Il y a une manière d’écriture qui ne raconte pas, mais qui galope elle-même, qui bondit et s’élance comme une pensée échevelée. Le cheval, ici, n’est pas un simple corps en mouvement : il est la rumeur du monde, le frémissement d’un univers en proie à l’invention. Sa crinière n’est pas qu’un flot de poils en désordre, c’est une source, une coulée de mots, une onde qui traverse le poème en secouant ses images comme une traînée de vent.
Le sexe ensellé, les sabots d’évangile, le poitrail blanc d’Arche… Tout est signe, mais tout est aussi vertige, comme si l’on chevauchait un langage en roue libre, lancé vers l’inconnu.

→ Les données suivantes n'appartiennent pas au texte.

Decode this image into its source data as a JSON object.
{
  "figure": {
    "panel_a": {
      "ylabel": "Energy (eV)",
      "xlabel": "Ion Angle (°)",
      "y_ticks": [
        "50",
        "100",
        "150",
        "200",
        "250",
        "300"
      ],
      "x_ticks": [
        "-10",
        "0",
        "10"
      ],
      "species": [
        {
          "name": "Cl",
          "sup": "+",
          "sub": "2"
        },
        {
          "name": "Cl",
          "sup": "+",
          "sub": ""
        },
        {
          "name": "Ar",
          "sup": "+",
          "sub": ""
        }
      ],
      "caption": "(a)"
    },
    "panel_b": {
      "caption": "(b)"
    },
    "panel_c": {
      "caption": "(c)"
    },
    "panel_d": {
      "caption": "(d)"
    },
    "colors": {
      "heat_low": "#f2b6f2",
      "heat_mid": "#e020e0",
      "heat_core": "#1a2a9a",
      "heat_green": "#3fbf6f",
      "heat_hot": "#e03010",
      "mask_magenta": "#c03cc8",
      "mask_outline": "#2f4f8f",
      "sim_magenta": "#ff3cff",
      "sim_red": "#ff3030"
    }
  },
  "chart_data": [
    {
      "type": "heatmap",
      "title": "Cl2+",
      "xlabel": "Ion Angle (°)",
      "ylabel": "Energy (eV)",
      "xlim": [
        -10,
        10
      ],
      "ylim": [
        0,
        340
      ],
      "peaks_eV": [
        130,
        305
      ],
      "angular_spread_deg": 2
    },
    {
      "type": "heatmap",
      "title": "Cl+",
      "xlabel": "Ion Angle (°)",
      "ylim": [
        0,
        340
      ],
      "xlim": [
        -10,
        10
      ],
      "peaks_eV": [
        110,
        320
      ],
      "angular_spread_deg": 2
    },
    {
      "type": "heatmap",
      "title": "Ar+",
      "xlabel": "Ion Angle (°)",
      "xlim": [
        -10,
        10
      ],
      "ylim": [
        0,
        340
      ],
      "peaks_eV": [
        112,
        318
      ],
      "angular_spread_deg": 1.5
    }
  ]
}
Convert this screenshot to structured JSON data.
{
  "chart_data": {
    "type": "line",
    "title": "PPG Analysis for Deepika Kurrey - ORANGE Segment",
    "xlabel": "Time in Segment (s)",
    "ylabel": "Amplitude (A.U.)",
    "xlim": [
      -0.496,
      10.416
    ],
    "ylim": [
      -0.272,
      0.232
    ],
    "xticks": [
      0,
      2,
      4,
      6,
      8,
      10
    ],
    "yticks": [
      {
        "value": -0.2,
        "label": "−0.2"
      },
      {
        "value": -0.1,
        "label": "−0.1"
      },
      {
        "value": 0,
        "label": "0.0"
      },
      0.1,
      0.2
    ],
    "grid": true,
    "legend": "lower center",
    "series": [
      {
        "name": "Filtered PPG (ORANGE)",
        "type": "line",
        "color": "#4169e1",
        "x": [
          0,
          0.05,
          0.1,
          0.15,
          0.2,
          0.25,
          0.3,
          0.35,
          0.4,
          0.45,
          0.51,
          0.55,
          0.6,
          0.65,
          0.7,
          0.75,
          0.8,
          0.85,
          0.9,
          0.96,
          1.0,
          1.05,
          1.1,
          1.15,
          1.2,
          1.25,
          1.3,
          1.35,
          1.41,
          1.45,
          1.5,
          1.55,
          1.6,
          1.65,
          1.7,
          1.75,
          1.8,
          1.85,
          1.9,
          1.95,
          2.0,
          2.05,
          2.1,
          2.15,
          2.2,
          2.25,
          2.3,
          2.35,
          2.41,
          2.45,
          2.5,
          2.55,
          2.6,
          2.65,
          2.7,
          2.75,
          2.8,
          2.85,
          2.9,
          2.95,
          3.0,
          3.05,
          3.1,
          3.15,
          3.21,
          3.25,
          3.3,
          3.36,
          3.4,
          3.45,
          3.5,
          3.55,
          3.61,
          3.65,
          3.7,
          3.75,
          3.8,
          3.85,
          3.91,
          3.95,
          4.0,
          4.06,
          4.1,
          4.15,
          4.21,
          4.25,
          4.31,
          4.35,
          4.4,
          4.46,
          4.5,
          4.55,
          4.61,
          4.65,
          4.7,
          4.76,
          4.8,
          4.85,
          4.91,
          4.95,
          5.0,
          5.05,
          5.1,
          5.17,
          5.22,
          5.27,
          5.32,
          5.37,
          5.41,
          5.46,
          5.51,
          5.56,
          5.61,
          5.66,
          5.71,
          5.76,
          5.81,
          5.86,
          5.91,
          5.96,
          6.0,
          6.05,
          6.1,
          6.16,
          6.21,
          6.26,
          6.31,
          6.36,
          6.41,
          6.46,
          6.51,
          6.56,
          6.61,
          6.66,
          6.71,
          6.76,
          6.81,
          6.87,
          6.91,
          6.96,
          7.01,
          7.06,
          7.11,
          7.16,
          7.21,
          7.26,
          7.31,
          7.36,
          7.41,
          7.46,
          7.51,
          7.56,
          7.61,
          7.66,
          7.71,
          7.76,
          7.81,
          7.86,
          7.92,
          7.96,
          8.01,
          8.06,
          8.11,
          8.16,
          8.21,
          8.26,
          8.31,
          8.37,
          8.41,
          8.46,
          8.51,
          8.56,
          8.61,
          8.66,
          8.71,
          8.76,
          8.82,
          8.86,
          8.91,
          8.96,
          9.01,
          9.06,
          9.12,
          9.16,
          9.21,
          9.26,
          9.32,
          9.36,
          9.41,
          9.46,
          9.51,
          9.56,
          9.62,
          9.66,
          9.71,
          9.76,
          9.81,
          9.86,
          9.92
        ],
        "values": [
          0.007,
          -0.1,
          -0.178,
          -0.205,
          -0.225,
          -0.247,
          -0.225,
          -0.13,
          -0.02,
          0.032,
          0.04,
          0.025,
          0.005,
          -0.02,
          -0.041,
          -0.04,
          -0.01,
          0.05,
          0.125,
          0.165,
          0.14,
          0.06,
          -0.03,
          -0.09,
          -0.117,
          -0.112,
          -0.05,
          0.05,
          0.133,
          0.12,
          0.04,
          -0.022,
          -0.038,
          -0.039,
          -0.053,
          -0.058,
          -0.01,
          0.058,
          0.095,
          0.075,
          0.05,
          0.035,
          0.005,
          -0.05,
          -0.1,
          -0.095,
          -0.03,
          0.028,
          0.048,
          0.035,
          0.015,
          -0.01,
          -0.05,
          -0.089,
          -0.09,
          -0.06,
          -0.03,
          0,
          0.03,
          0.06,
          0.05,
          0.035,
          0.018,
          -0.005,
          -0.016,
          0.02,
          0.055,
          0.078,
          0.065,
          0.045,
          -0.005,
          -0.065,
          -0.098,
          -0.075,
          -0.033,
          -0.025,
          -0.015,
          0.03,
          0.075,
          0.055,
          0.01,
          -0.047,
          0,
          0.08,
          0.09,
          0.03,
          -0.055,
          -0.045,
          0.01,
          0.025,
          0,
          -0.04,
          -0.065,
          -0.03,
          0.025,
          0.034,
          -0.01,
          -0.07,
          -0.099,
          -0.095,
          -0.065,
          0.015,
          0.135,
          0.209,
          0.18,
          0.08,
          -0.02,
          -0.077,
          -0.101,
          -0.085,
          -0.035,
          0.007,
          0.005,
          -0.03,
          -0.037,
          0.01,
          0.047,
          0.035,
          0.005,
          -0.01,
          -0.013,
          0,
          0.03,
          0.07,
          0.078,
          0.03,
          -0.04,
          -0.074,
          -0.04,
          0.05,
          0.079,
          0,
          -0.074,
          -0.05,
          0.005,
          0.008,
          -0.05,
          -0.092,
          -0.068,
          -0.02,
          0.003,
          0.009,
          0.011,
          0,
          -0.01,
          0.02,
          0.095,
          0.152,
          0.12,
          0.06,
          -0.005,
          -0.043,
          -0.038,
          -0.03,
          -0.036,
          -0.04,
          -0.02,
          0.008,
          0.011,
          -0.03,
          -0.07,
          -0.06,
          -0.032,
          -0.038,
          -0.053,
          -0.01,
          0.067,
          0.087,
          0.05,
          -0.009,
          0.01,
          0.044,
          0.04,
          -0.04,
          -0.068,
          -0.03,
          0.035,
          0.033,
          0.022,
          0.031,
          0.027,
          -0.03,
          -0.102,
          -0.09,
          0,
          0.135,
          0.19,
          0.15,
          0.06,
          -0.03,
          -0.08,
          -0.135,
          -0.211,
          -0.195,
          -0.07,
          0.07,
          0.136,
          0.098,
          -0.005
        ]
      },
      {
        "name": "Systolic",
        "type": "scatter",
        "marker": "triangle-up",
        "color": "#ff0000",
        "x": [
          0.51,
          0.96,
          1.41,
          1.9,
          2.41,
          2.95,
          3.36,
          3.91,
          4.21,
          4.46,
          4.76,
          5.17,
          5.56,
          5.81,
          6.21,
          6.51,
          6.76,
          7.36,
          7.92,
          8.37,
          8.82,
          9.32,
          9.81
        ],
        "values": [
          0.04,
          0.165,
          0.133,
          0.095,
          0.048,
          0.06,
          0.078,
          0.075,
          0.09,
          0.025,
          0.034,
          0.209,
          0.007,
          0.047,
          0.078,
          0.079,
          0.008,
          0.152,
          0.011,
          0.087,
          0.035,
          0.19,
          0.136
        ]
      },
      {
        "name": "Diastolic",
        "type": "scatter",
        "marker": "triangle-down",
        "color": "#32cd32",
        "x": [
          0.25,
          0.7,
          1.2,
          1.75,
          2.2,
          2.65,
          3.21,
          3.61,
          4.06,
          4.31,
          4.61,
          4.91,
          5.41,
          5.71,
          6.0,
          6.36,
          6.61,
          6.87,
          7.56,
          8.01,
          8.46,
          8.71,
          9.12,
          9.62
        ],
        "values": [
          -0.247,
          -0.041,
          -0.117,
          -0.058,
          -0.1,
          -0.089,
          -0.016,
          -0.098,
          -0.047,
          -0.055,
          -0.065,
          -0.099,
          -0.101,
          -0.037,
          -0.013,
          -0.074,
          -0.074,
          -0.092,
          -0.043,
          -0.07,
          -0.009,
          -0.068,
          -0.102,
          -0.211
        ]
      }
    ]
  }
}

Il y a du sacré et du carnavalesque dans cette chevauchée, une dérision qui frôle la prophétie.
Et puis, cette fin—ce hennissement qui est une pensée défaite, démêlée, peignée par l’esprit parieur… L’image est vertigineuse. La pensée ne se fixe pas, elle hennit, elle se libère, elle se disperse en constellation. Et l’inventeur de comètes, c’est peut-être le poète lui-même, ce parieur fou qui mise tout sur l’éclair, sur l’infini d’un instant où tout vacille.
C’est un poème de la cavale et de la révélation, un poème qui refuse l’arrêt, qui ne tient que par l’ivresse de son propre mouvement.